3D Oyunlar
Türkiye'nin en güzel ve ilk 3d oyun sitesi - 3doyunlar.net
bribei., f. rüşvet; f. rüşvet teklif etmek veya vermek. bribery i. rüşvetçilik.
bric-a-braci. ufak tefek süs eşyaları, biblolar, antikalar.
bricki., f. tuğla, tuğla biçiminde şey; k.dili mert ve iyi bir kimse; f. tuğla döşemek, tuğla ile örmek veya kapamak. brickbat i. tuğla parçası, fırlatılan herhangi bir şey; k.dili hoşa gitmeyen söz veya tenkit, taş. brirck dust tuğla tozu, horasan. brickkiln i. tuğla fırını. bricklayer i. duvarcı, tuğla örücü. brick maker tuğlacı. brick red kiremit rengi. brickwork i. tuğla işi. brickyard i. tuğla harmanı. drop a brick pot kırmak, gaf yapmak, çam devirmek. brick up tuğla örmek.
bricolei. bilardo oyununda bir vuruş; beklenmedik bir darbe veya dolaylı bir hareket.
bridals., i. gelin veya düğüne ait; i. düğün. bridal chamber zifaf odası, gerdek. bridal wreath bof Spiraea cinsinden küçük beyaz çiçekli birkaç ,ceşit bitki; keçisakalı.
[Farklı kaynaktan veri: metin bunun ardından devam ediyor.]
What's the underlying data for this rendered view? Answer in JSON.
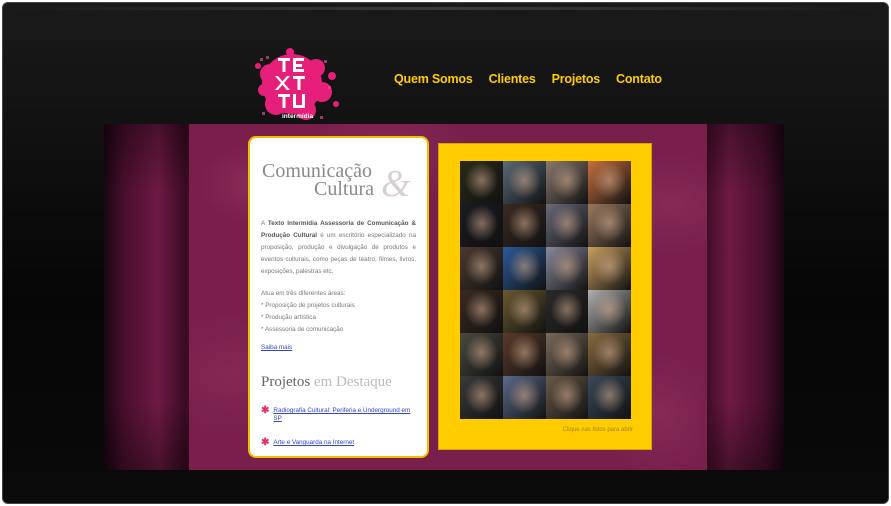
{
  "nav": {
    "items": [
      "Quem Somos",
      "Clientes",
      "Projetos",
      "Contato"
    ]
  },
  "logo": {
    "text": "TEXTO",
    "sub": "intermídia"
  },
  "intro": {
    "title_line1": "Comunicação",
    "title_line2": "Cultura",
    "title_amp": "&",
    "para_prefix": "A ",
    "para_bold": "Texto Intermídia Assessoria de Comunicação & Produção Cultural",
    "para_rest": " é um escritório especializado na proposição, produção e divulgação de produtos e eventos culturais, como peças de teatro, filmes, livros, exposições, palestras etc.",
    "areas_intro": "Atua em três diferentes áreas:",
    "areas": [
      "* Proposição de projetos culturais",
      "* Produção artística",
      "* Assessoria de comunicação"
    ],
    "more_link": "Saiba mais"
  },
  "projects": {
    "title_dark": "Projetos",
    "title_light": "em Destaque",
    "items": [
      "Radiografia Cultural: Periferia e Underground em SP",
      "Arte e Vanguarda na Internet"
    ]
  },
  "photos": {
    "caption": "Clique nas fotos para abrir",
    "tiles": [
      "#2a2a1a",
      "#5a6a7a",
      "#8a7a70",
      "#c87040",
      "#1a1a22",
      "#3a2a22",
      "#6a6a7a",
      "#9a7a60",
      "#4a3a30",
      "#2a5a9a",
      "#8a8a9a",
      "#caa060",
      "#3a2a20",
      "#6a5a30",
      "#2a2a2a",
      "#b0b0b0",
      "#4a4a40",
      "#5a3a2a",
      "#7a6a5a",
      "#8a6a40",
      "#3a3a3a",
      "#5a6a8a",
      "#6a5a4a",
      "#3a4a5a"
    ]
  },
  "colors": {
    "accent": "#ffcc00",
    "magenta": "#7a1f4c",
    "link": "#3344cc",
    "bullet": "#e0306a"
  }
}
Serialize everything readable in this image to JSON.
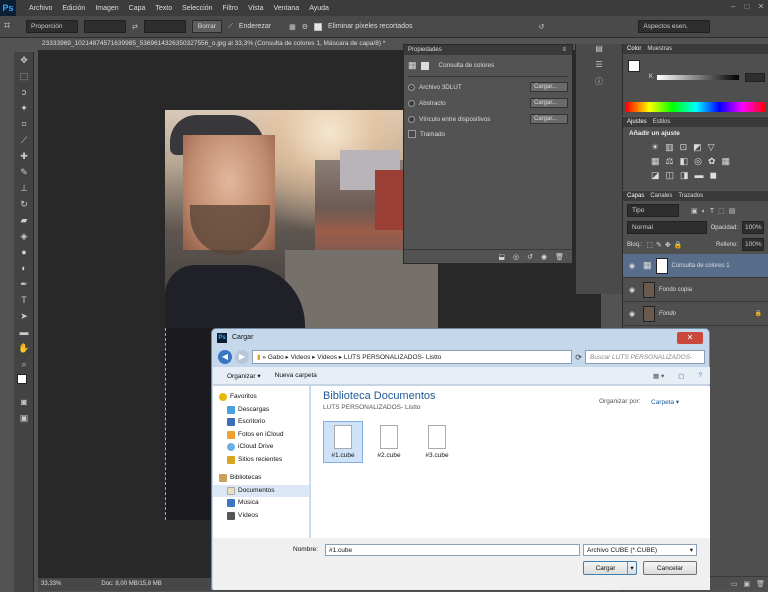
{
  "app": {
    "logo": "Ps",
    "menu": [
      "Archivo",
      "Edición",
      "Imagen",
      "Capa",
      "Texto",
      "Selección",
      "Filtro",
      "Vista",
      "Ventana",
      "Ayuda"
    ]
  },
  "options": {
    "style": "Proporción",
    "clear": "Borrar",
    "straighten": "Enderezar",
    "delete_pixels": "Eliminar píxeles recortados",
    "workspace": "Aspectos esen."
  },
  "document": {
    "tab": "23333969_10214874571639985_5369614326350327556_o.jpg al 33,3% (Consulta de colores 1, Máscara de capa/8) *",
    "zoom": "33,33%",
    "doc": "Doc: 8,00 MB/15,8 MB"
  },
  "properties": {
    "title": "Propiedades",
    "layer": "Consulta de colores",
    "options": [
      {
        "label": "Archivo 3DLUT",
        "btn": "Cargar..."
      },
      {
        "label": "Abstracto",
        "btn": "Cargar..."
      },
      {
        "label": "Vínculo entre dispositivos",
        "btn": "Cargar..."
      }
    ],
    "dither": "Tramado"
  },
  "color_panel": {
    "tabs": [
      "Color",
      "Muestras"
    ],
    "k": "K"
  },
  "adjust_panel": {
    "tabs": [
      "Ajustes",
      "Estilos"
    ],
    "heading": "Añadir un ajuste"
  },
  "layers_panel": {
    "tabs": [
      "Capas",
      "Canales",
      "Trazados"
    ],
    "kind": "Tipo",
    "blend": "Normal",
    "opacity_label": "Opacidad:",
    "opacity": "100%",
    "lock_label": "Bloq.:",
    "fill_label": "Relleno:",
    "fill": "100%",
    "layers": [
      "Consulta de colores 1",
      "Fondo copia",
      "Fondo"
    ]
  },
  "dialog": {
    "title": "Cargar",
    "path": [
      "Gabo",
      "Videos",
      "Videos",
      "LUTS PERSONALIZADOS- Listto"
    ],
    "search": "Buscar LUTS PERSONALIZADOS- Listto",
    "organize": "Organizar",
    "new_folder": "Nueva carpeta",
    "nav": {
      "favorites": "Favoritos",
      "fav_items": [
        "Descargas",
        "Escritorio",
        "Fotos en iCloud",
        "iCloud Drive",
        "Sitios recientes"
      ],
      "libraries": "Bibliotecas",
      "lib_items": [
        "Documentos",
        "Música",
        "Vídeos"
      ]
    },
    "library_title": "Biblioteca Documentos",
    "library_sub": "LUTS PERSONALIZADOS- Listto",
    "organize_by": "Organizar por:",
    "organize_by_value": "Carpeta",
    "files": [
      "#1.cube",
      "#2.cube",
      "#3.cube"
    ],
    "name_label": "Nombre:",
    "name_value": "#1.cube",
    "filter": "Archivo CUBE (*.CUBE)",
    "open": "Cargar",
    "cancel": "Cancelar"
  },
  "colors": {
    "accent": "#31a8ff",
    "selected_layer": "#576d8a"
  }
}
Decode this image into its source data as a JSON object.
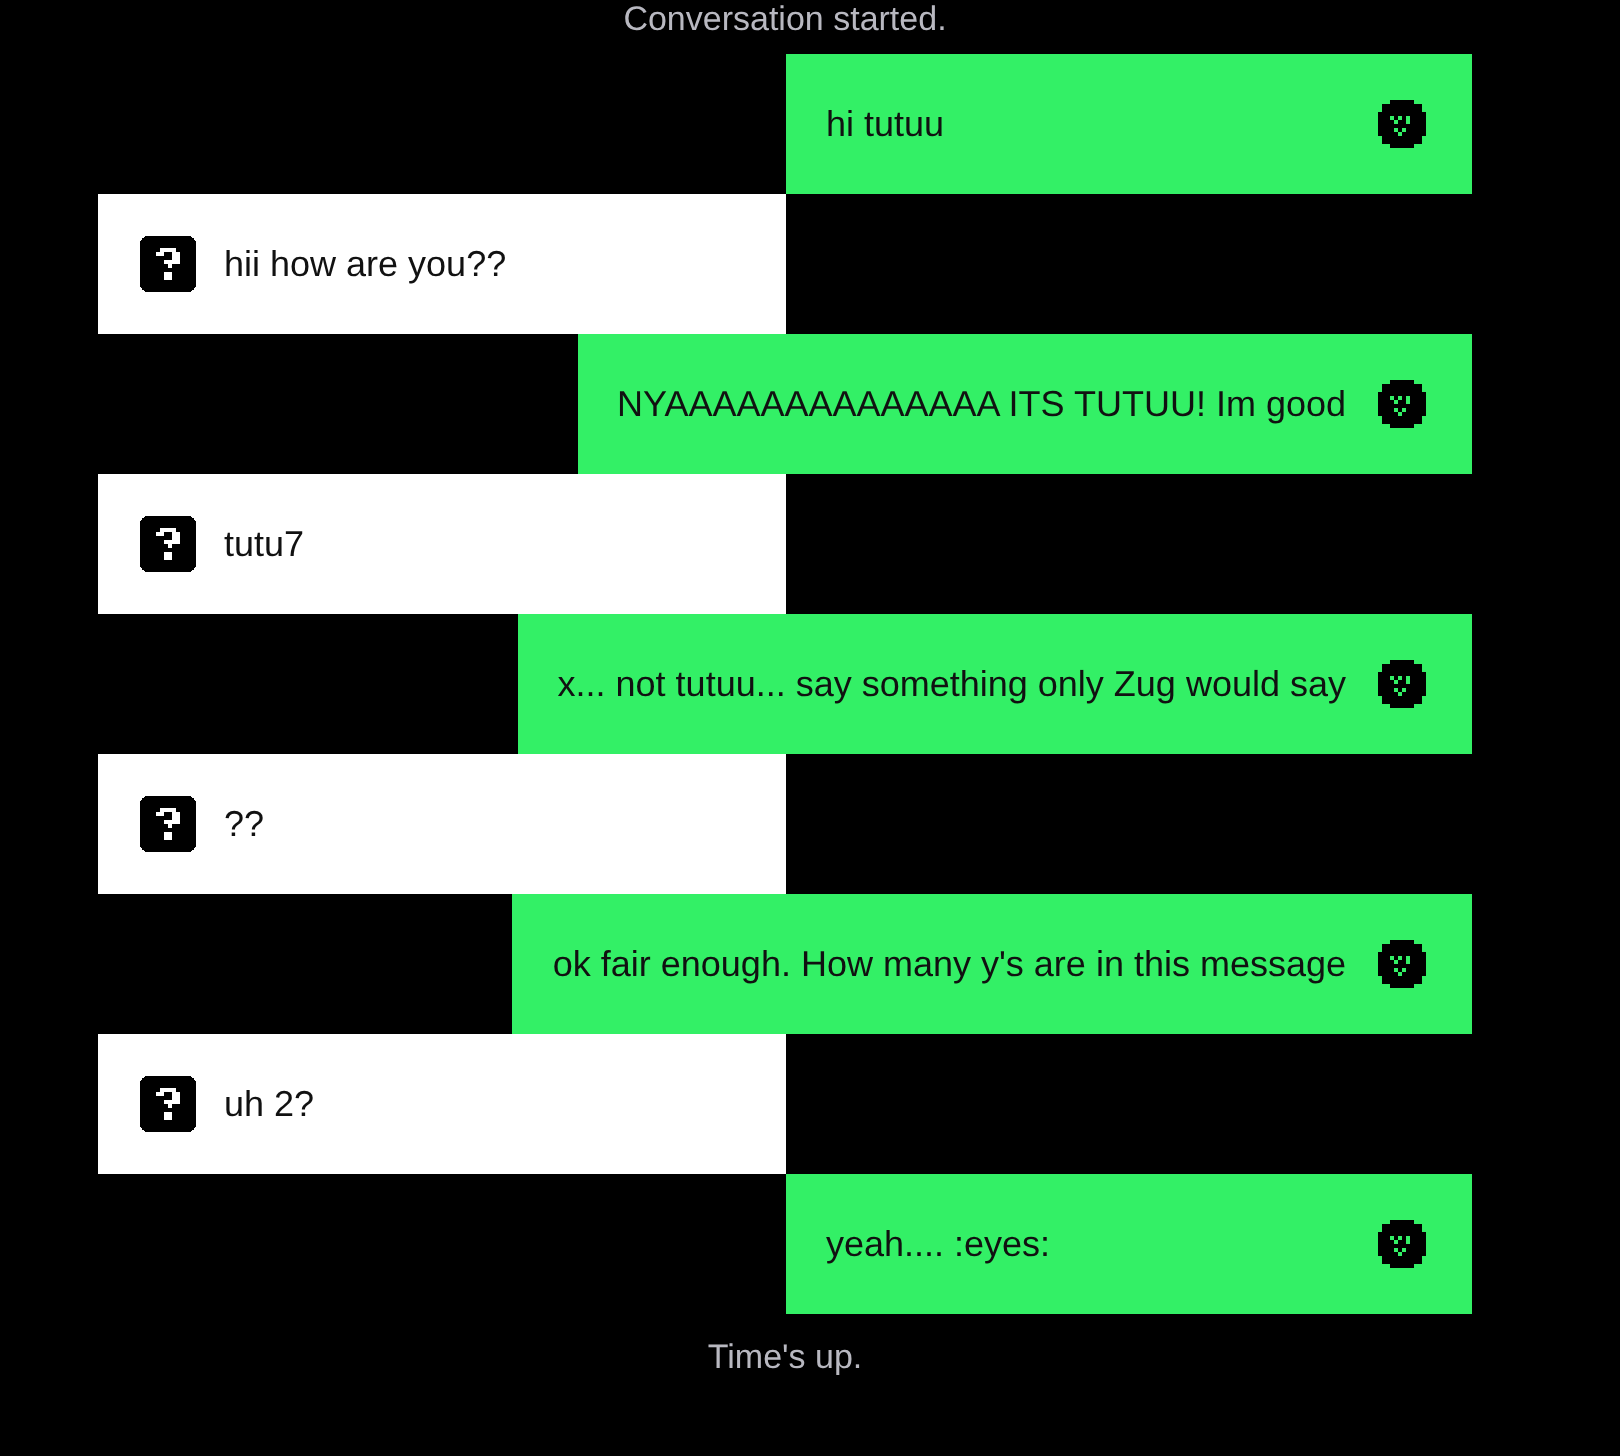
{
  "start_notice": "Conversation started.",
  "messages": [
    {
      "kind": "self",
      "text": "hi tutuu"
    },
    {
      "kind": "stranger",
      "text": "hii how are you??"
    },
    {
      "kind": "self",
      "text": "NYAAAAAAAAAAAAAA ITS TUTUU! Im good"
    },
    {
      "kind": "stranger",
      "text": "tutu7"
    },
    {
      "kind": "self",
      "text": "x... not tutuu... say something only Zug would say"
    },
    {
      "kind": "stranger",
      "text": "??"
    },
    {
      "kind": "self",
      "text": "ok fair enough. How many y's are in this message"
    },
    {
      "kind": "stranger",
      "text": "uh 2?"
    },
    {
      "kind": "self",
      "text": "yeah.... :eyes:"
    }
  ],
  "end_notice": "Time's up."
}
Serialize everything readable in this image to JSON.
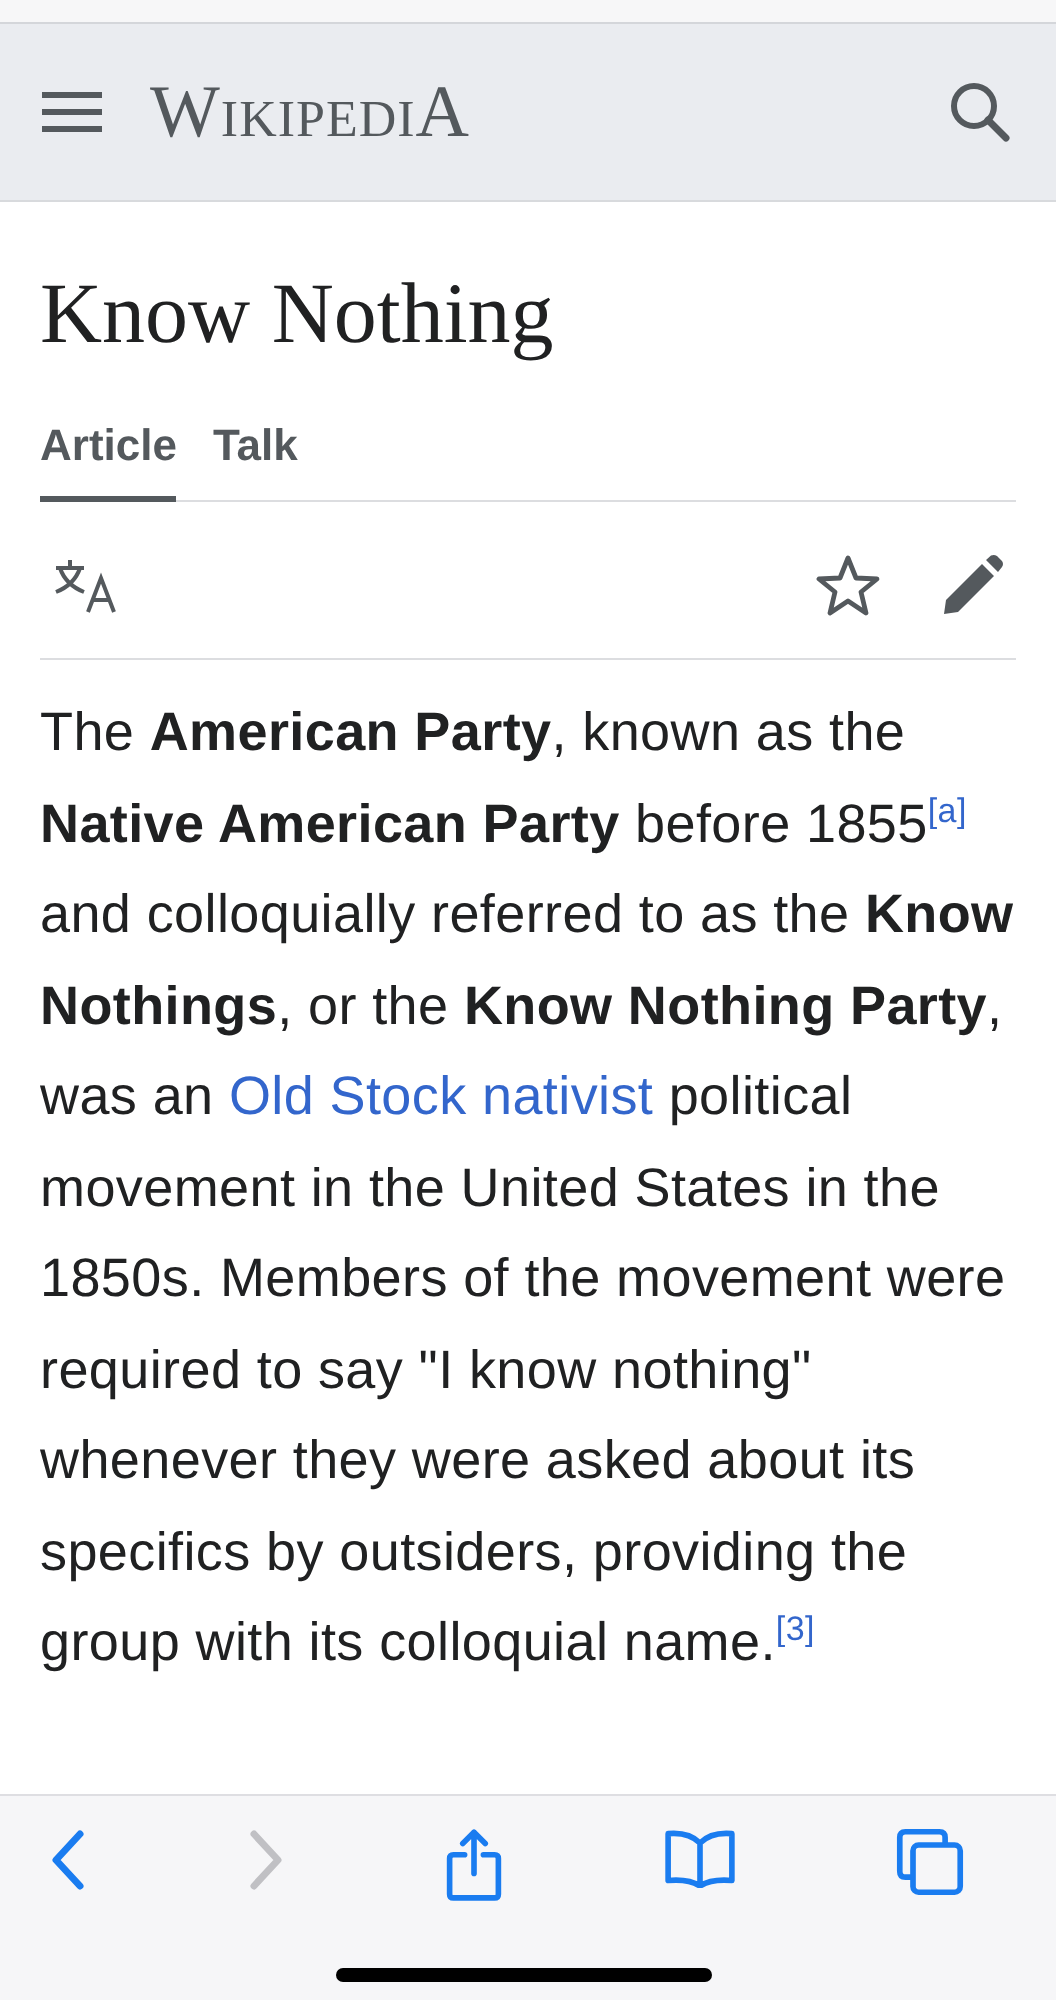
{
  "header": {
    "logo": "WikipediA"
  },
  "article": {
    "title": "Know Nothing",
    "tabs": [
      {
        "label": "Article",
        "selected": true
      },
      {
        "label": "Talk",
        "selected": false
      }
    ],
    "paragraph": [
      {
        "kind": "text",
        "text": "The **American Party**, known as the **Native American Party** before 1855"
      },
      {
        "kind": "ref",
        "text": "[a]"
      },
      {
        "kind": "text",
        "text": " and colloquially referred to as the **Know Nothings**, or the **Know Nothing Party**, was an "
      },
      {
        "kind": "link",
        "text": "Old Stock nativist"
      },
      {
        "kind": "text",
        "text": " political movement in the United States in the 1850s. Members of the movement were required to say \"I know nothing\" whenever they were asked about its specifics by outsiders, providing the group with its colloquial name."
      },
      {
        "kind": "ref",
        "text": "[3]"
      }
    ]
  },
  "toolbar": {
    "back": {
      "disabled": false
    },
    "forward": {
      "disabled": true
    }
  }
}
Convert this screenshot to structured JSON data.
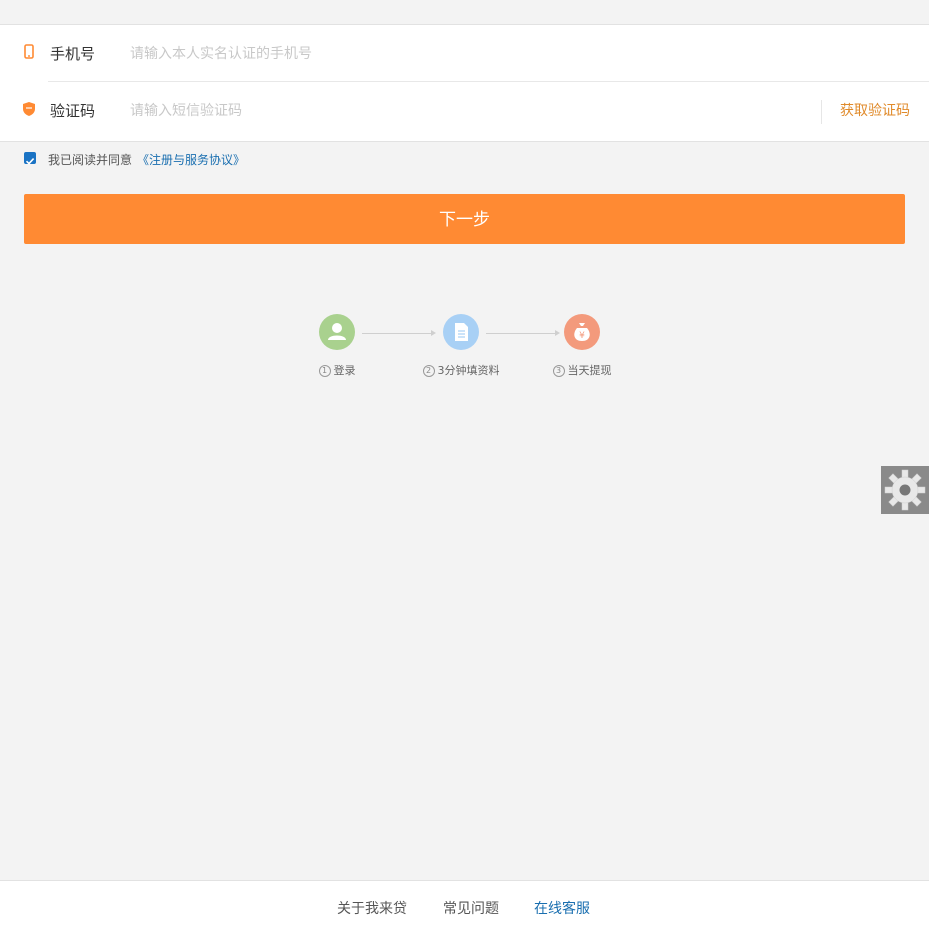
{
  "form": {
    "phone": {
      "label": "手机号",
      "placeholder": "请输入本人实名认证的手机号",
      "value": ""
    },
    "code": {
      "label": "验证码",
      "placeholder": "请输入短信验证码",
      "value": "",
      "get_code_label": "获取验证码"
    }
  },
  "agreement": {
    "checked": true,
    "text": "我已阅读并同意",
    "link_text": "《注册与服务协议》"
  },
  "next_button": {
    "label": "下一步"
  },
  "steps": [
    {
      "num": "1",
      "label": "登录",
      "color": "#a9d18e",
      "icon": "user-icon"
    },
    {
      "num": "2",
      "label": "3分钟填资料",
      "color": "#a8d0f5",
      "icon": "document-icon"
    },
    {
      "num": "3",
      "label": "当天提现",
      "color": "#f39a7c",
      "icon": "money-bag-icon"
    }
  ],
  "footer": {
    "links": [
      {
        "label": "关于我来贷",
        "active": false
      },
      {
        "label": "常见问题",
        "active": false
      },
      {
        "label": "在线客服",
        "active": true
      }
    ]
  },
  "colors": {
    "accent": "#ff8a33",
    "link": "#1a6fb0",
    "get_code": "#e08a2a"
  }
}
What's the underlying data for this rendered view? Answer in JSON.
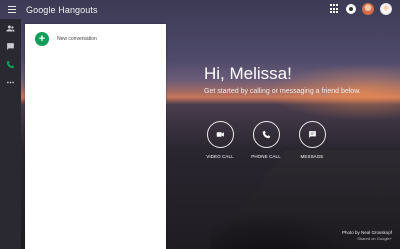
{
  "app": {
    "title_google": "Google",
    "title_product": "Hangouts"
  },
  "topbar": {
    "menu_icon": "hamburger-menu-icon",
    "apps_icon": "apps-grid-icon",
    "status_icon": "status-icon",
    "avatars": [
      "avatar-1",
      "avatar-2"
    ]
  },
  "rail": {
    "items": [
      {
        "icon": "contacts-icon"
      },
      {
        "icon": "chat-icon"
      },
      {
        "icon": "phone-icon"
      },
      {
        "icon": "more-icon"
      }
    ]
  },
  "panel": {
    "new_conversation_label": "New conversation"
  },
  "main": {
    "greeting": "Hi, Melissa!",
    "subtitle": "Get started by calling or messaging a friend below.",
    "actions": [
      {
        "label": "VIDEO CALL",
        "icon": "videocam-icon"
      },
      {
        "label": "PHONE CALL",
        "icon": "phone-icon"
      },
      {
        "label": "MESSAGE",
        "icon": "message-icon"
      }
    ]
  },
  "credit": {
    "photo_by": "Photo by Neal Grosskopf",
    "shared_on": "Shared on Google+"
  },
  "colors": {
    "accent_green": "#0f9d58",
    "rail_bg": "#2a2830",
    "panel_bg": "#ffffff"
  }
}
bridei. dantel veya nakışta motifleri birbirine bağlayan bağ, atkı, ilmik v.b.; süslü kadın şapkası şeridi.
bridei. gelin, yeni evli kadın veya evlenmek üzere olan kız. give away the bride nikâhta gelini güveye teslim etmek.
bridesmaidi. düğünde gelinin yanında bulunan genç kız.
bridgei., f. köprü; kaptan köprüsü; anat. burun kemiği; dişçi. köprü; müz. köprü; gözlüğün buruna oturan kısmı; f. köprü yapmak, köprü kurmak. bridgehead i., ask. köprübaşı mevzii. burn one's bridges ricat yolunu kesmek, geriye dönüş imkânını yok etmek. bridgework i., dişçi. köprü.
bridgei., iskambil briç, briç oyunu. bridge tournament briç turnuvası.
bridlei. eyerin atın başına isabet eden kısmı; gem; bağ; den. iki gemi demirini birleştiren zincir veya halat. bridle hand dizgini tutan el, sol el. bridle path atlılara mahsus yol. bridle rein dizgin.
bridlef. gem vurmak, dizginlemek; hareketlerini sınırlamak; baş kaldırmak; karşı gelmek.
brie cheeseKuzey Fransa'da Brie bolgesinde yapılan tuzlu ve yumuşak bir cins peynir.
briefs., i., f. kısa, muhtasar, birkaç kelime ile ifade edilen; i. özet, hulâsa; huk. dava özeti; lâyiha, yazılı belge; üzerinde Papa'nın mührü bulunan mektup; f. özetlemek, hulâsa çıkarmak; ing., huk. avukat tutmak. I hold no brief for him Ben onu müdafaa etmiyorum. in brief kısaca, özet olarak. briefly z. kısaca. briefness i. kısa oluş.
briefingi. bir işe başlamadan evvel kesin ve ayrıntılı bilgi vermek için yapılan kısa toplantı.
brier, briari. funda, bot. Erica arborea. brierroot, brierwood i. funda kokunun pipo yapımında kullanılan tahtası; bu tahtadan yapılmış pipo.
brigi., den. brik, iki direkli randalı kabasorta gemi; geminin hapishanesi.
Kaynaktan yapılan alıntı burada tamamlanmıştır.